In Jim Olive, the Texas Supreme Court noted that the state’s takings clause is comparable to the Constitution’s language in the Fifth Amendment. According to Bynum and Epic Sports, this finding offers no support for the Fifth Circuit’s conclusion that a takings remedy exists under the Texas Constitution without a comparable remedy under the Fifth Amendment. This argument is bolstered by the fact that Jim Olive involved takings claims under the Texas and U.S. constitutions, and the Texas Supreme Court treated those claims analogously.
A concurrence in Jim Olive hypothesized that claims under Texas constitution for copyright infringement might be available under provisions governing property “applied for public use” or “damaged for public use” rather than claims for regulatory takings. However, “[t]hese speculations about what potential remedies might be available cannot satisfy Due Process,” Bynum and Epic Sports argued. Cases in which a post-deprivation remedy has been upheld as satisfying due process under the Fourteenth Amendment have all involved remedies that are generally uncontested and well-established.

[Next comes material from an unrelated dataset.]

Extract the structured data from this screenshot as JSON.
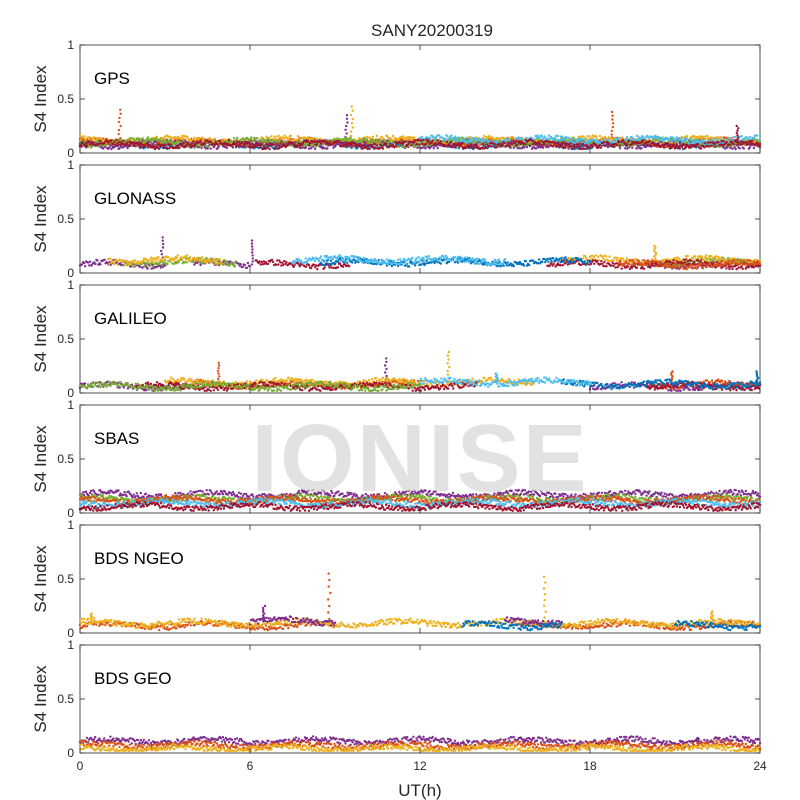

“Appellants have found no decisions rejecting a due process claim on the basis of a potential state-law remedy that no court has affirmatively recognized,” Bynum and Epic Sports argued. While the Fifth Circuit had relied on language from its 2009 decision in McClure v. Biesenbach to find that post-deprivation remedies are adequate “if it allows the prospect of compensation for the loss suffered,” Bynum and Epic Sports pointed out that Parratt v. Taylor (1981), which the Fifth Circuit cited for the proposition made in McClure, indicated that state remedies had to be in existence at the time of the deprivation and capable of fully compensating the property owner for his loss. The petition concludes:
It is, of course, too late for Appellants to pursue a Takings remedy under the Texas constitution. And it is hardly reasonable to tell Appellants that they should have sought these never-before-recognized remedies in state court rather than filing their claims in federal court. A requirement that federal plaintiffs guess correctly about what remedies a state court might someday recognize—at the hazard of losing their federal claims—is the antithesis of due process of law.
On September 24, the Fifth Circuit requested a response to the petition for rehearing en banc from the Texas Attorney General by October 4.